Edinburgh ranked third on CBRE’s list for growth in the student accommodation sector, just behind Manchester and Nottingham respectively, with Glasgow fifth on the list behind Bristol, while the property-focused firm added that demand for UK purpose-built student accommodation sector is expected to continue to outstrip the pace of development.
Looking at hotels, Edinburgh, Glasgow and Aberdeen have all been ranked in the top five, and are forecast to experience the greatest rise in demand as they typically have a range of such properties at different price points. Regarding the office sector, Edinburgh and Glasgow took the fourth and fifth spots respectively for expected growth over the next decade, with CBRE saying Edinburgh is home to many financial firms’ headquarters including Bank of Scotland, while Glasgow accounts for about a third of Scotland’s jobs, for example, and is expected to see an 8.6 per cent increase in office employment over the next ten years.
As for the life sciences sector, CBRE said Edinburgh is the fourth city on the list for highest expected growth, with Glasgow coming in sixth, and the Scottish capital is highlighted as being home to innovation hub the Edinburgh BioQuarter, while Glasgow is expected to see 14.9 per cent growth in employment in the sector.
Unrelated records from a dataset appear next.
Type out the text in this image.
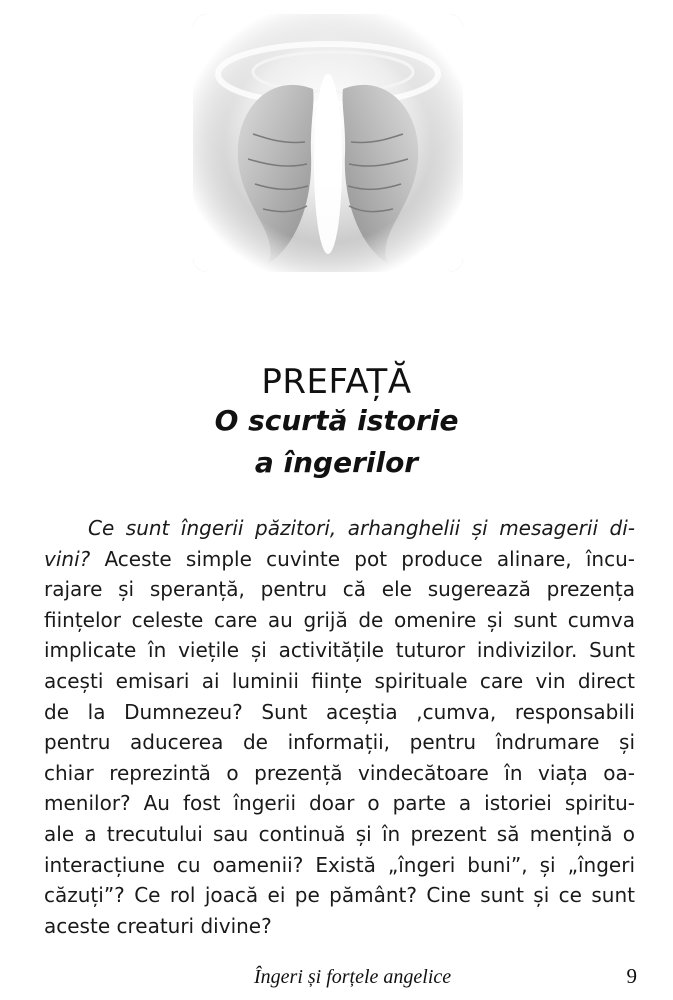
PREFAȚĂ
O scurtă istorie
a îngerilor
Ce sunt îngerii păzitori, arhanghelii și mesagerii di-
vini? Aceste simple cuvinte pot produce alinare, încu-
rajare și speranță, pentru că ele sugerează prezența
ființelor celeste care au grijă de omenire și sunt cumva
implicate în viețile și activitățile tuturor indivizilor. Sunt
acești emisari ai luminii ființe spirituale care vin direct
de la Dumnezeu? Sunt aceștia ,cumva, responsabili
pentru aducerea de informații, pentru îndrumare și
chiar reprezintă o prezență vindecătoare în viața oa-
menilor? Au fost îngerii doar o parte a istoriei spiritu-
ale a trecutului sau continuă și în prezent să mențină o
interacțiune cu oamenii? Există „îngeri buni”, și „îngeri
căzuți”? Ce rol joacă ei pe pământ? Cine sunt și ce sunt
aceste creaturi divine?
Îngeri și forțele angelice	9
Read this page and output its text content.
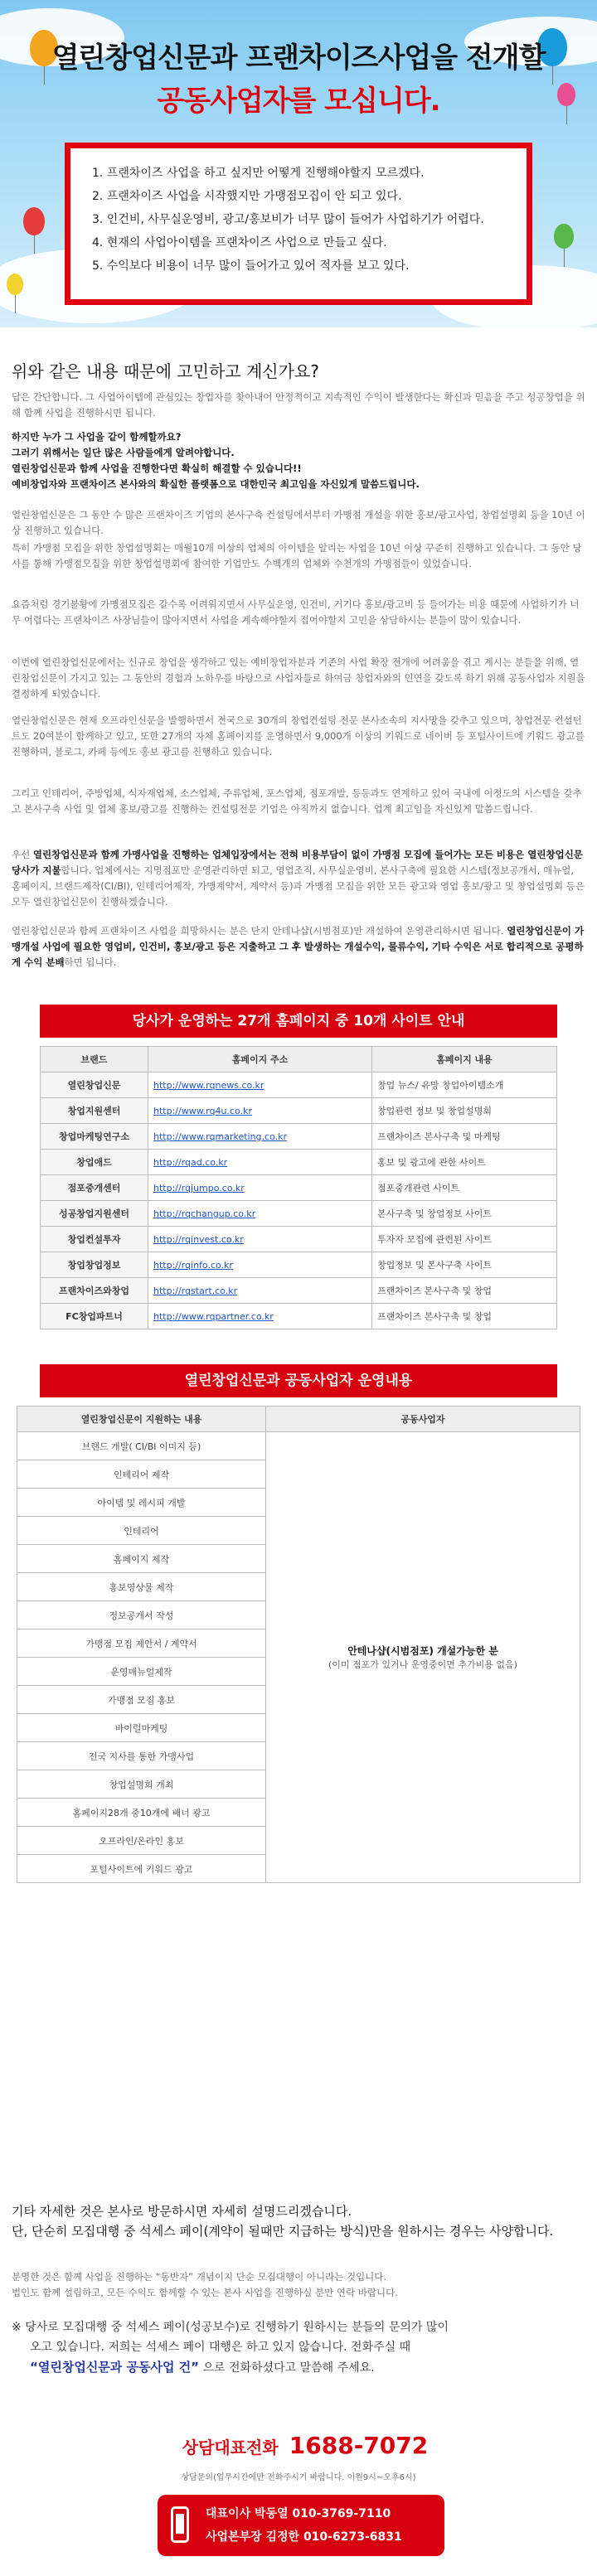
열린창업신문과 프랜차이즈사업을 전개할
공동사업자를 모십니다.
1. 프랜차이즈 사업을 하고 싶지만 어떻게 진행해야할지 모르겠다.
2. 프랜차이즈 사업을 시작했지만 가맹점모집이 안 되고 있다.
3. 인건비, 사무실운영비, 광고/홍보비가 너무 많이 들어가 사업하기가 어렵다.
4. 현재의 사업아이템을 프랜차이즈 사업으로 만들고 싶다.
5. 수익보다 비용이 너무 많이 들어가고 있어 적자를 보고 있다.
위와 같은 내용 때문에 고민하고 계신가요?
답은 간단합니다. 그 사업아이템에 관심있는 창업자를 찾아내어 안정적이고 지속적인 수익이 발생한다는 확신과 믿음을 주고 성공창업을 위해 함께 사업을 진행하시면 됩니다.
하지만 누가 그 사업을 같이 함께할까요?
그러기 위해서는 일단 많은 사람들에게 알려야합니다.
열린창업신문과 함께 사업을 진행한다면 확실히 해결할 수 있습니다!!
예비창업자와 프랜차이즈 본사와의 확실한 플랫폼으로 대한민국 최고임을 자신있게 말씀드립니다.
열린창업신문은 그 동안 수 많은 프랜차이즈 기업의 본사구축 컨설팅에서부터 가맹점 개설을 위한 홍보/광고사업, 창업설명회 등을 10년 이상 진행하고 있습니다.
특히 가맹점 모집을 위한 창업설명회는 매월10개 이상의 업체의 아이템을 알리는 사업을 10년 이상 꾸준히 진행하고 있습니다. 그 동안 당사를 통해 가맹점모집을 위한 창업설명회에 참여한 기업만도 수백개의 업체와 수천개의 가맹점들이 있었습니다.
요즘처럼 경기불황에 가맹점모집은 갈수록 어려워지면서 사무실운영, 인건비, 거기다 홍보/광고비 등 들어가는 비용 때문에 사업하기가 너무 어렵다는 프랜차이즈 사장님들이 많아지면서 사업을 계속해야할지 접어야할지 고민을 상담하시는 분들이 많이 있습니다.
이번에 열린창업신문에서는 신규로 창업을 생각하고 있는 예비창업자분과 기존의 사업 확장 전개에 어려움을 겪고 계시는 분들을 위해, 열린창업신문이 가지고 있는 그 동안의 경험과 노하우를 바탕으로 사업자들로 하여금 창업자와의 인연을 갖도록 하기 위해 공동사업자 지원을 결정하게 되었습니다.
열린창업신문은 현재 오프라인신문을 발행하면서 전국으로 30개의 창업컨설팅 전문 본사소속의 지사망을 갖추고 있으며, 창업전문 컨설턴트도 20여분이 함께하고 있고, 또한 27개의 자체 홈페이지를 운영하면서 9,000개 이상의 키워드로 네이버 등 포털사이트에 키워드 광고를 진행하며, 블로그, 카페 등에도 홍보 광고를 진행하고 있습니다.
그리고 인테리어, 주방업체, 식자재업체, 소스업체, 주류업체, 포스업체, 점포개발, 등등과도 연계하고 있어 국내에 이정도의 시스템을 갖추고 본사구축 사업 및 업체 홍보/광고를 진행하는 컨설팅전문 기업은 아직까지 없습니다. 업계 최고임을 자신있게 말씀드립니다.
우선 열린창업신문과 함께 가맹사업을 진행하는 업체입장에서는 전혀 비용부담이 없이 가맹점 모집에 들어가는 모든 비용은 열린창업신문 당사가 지불합니다. 업체에서는 지명점포만 운영관리하면 되고, 영업조직, 사무실운영비, 본사구축에 필요한 시스템(정보공개서, 매뉴얼, 홈페이지, 브랜드제작(CI/BI), 인테리어제작, 가맹계약서, 계약서 등)과 가맹점 모집을 위한 모든 광고와 영업 홍보/광고 및 창업설명회 등은 모두 열린창업신문이 진행하겠습니다.
열린창업신문과 함께 프랜차이즈 사업을 희망하시는 분은 단지 안테나샵(시범점포)만 개설하여 운영관리하시면 됩니다. 열린창업신문이 가맹개설 사업에 필요한 영업비, 인건비, 홍보/광고 등은 지출하고 그 후 발생하는 개설수익, 물류수익, 기타 수익은 서로 합리적으로 공평하게 수익 분배하면 됩니다.
당사가 운영하는 27개 홈페이지 중 10개 사이트 안내
브랜드	홈페이지 주소	홈페이지 내용
열린창업신문	http://www.rqnews.co.kr	창업 뉴스/ 유망 창업아이템소개
창업지원센터	http://www.rq4u.co.kr	창업관련 정보 및 창업설명회
창업마케팅연구소	http://www.rqmarketing.co.kr	프랜차이즈 본사구축 및 마케팅
창업애드	http://rqad.co.kr	홍보 및 광고에 관한 사이트
점포중개센터	http://rqjumpo.co.kr	점포중개관련 사이트
성공창업지원센터	http://rqchangup.co.kr	본사구축 및 창업정보 사이트
창업컨설투자	http://rqinvest.co.kr	투자자 모집에 관련된 사이트
창업창업정보	http://rqinfo.co.kr	창업정보 및 본사구축 사이트
프랜차이즈와창업	http://rqstart.co.kr	프랜차이즈 본사구축 및 창업
FC창업파트너	http://www.rqpartner.co.kr	프랜차이즈 본사구축 및 창업
열린창업신문과 공동사업자 운영내용
열린창업신문이 지원하는 내용	공동사업자
브랜드 개발( CI/BI 이미지 등)	안테나샵(시범점포) 개설가능한 분
(이미 점포가 있거나 운영중이면 추가비용 없음)

인테리어 제작	
아이템 및 레시피 개발	
인테리어	
홈페이지 제작	
홍보영상물 제작	
정보공개서 작성	
가맹점 모집 제안서 / 계약서	
운영매뉴얼제작	
가맹점 모집 홍보	
바이럴마케팅	
전국 지사를 통한 가맹사업	
창업설명회 개최	
홈페이지28개 중10개에 배너 광고	
오프라인/온라인 홍보	
포털사이트에 키워드 광고	
기타 자세한 것은 본사로 방문하시면 자세히 설명드리겠습니다.
단, 단순히 모집대행 중 석세스 페이(계약이 될때만 지급하는 방식)만을 원하시는 경우는 사양합니다.
분명한 것은 함께 사업을 진행하는 “동반자” 개념이지 단순 모집대행이 아니라는 것입니다.
법인도 함께 설립하고, 모든 수익도 함께할 수 있는 본사 사업을 진행하실 분만 연락 바랍니다.
※ 당사로 모집대행 중 석세스 페이(성공보수)로 진행하기 원하시는 분들의 문의가 많이
오고 있습니다. 저희는 석세스 페이 대행은 하고 있지 않습니다. 전화주실 때
“열린창업신문과 공동사업 건” 으로 전화하셨다고 말씀해 주세요.
상담대표전화 1688-7072
상담문의(업무시간에만 전화주시기 바랍니다. 이원9시~오후6시)
대표이사 박동열 010-3769-7110
사업본부장 김정한 010-6273-6831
Additionally, although Aberdeen didn’t rank in the top ten for life sciences, it is one of the potential growth areas, and saw the £40 million BioHub open recently, CBRE also stated.
David Smith, MD of CBRE Scotland, said: “Edinburgh and Glasgow have once again shown their strength as top cities for investment and growth, which is unsurprising given their strong demographic and economic fundamentals, and projected growth over the next decade. Aberdeen has also achieved notable rankings. There’s a real opportunity for investors looking at opportunities in Scotland, and we’re anticipating significant investment activity for our largest cities in the next few years.”
Jennet Siebrits, UK head of research, at CBRE, added: “The way towns and cities grow and evolve is very much reflective of their local geographies, natural resources, and cultural history. As a result, no two cities in the UK are the same, and subsequently, different real estate sectors thrive in different locations. Real estate professionals need to be cognisant of these differences to help inform their strategies.”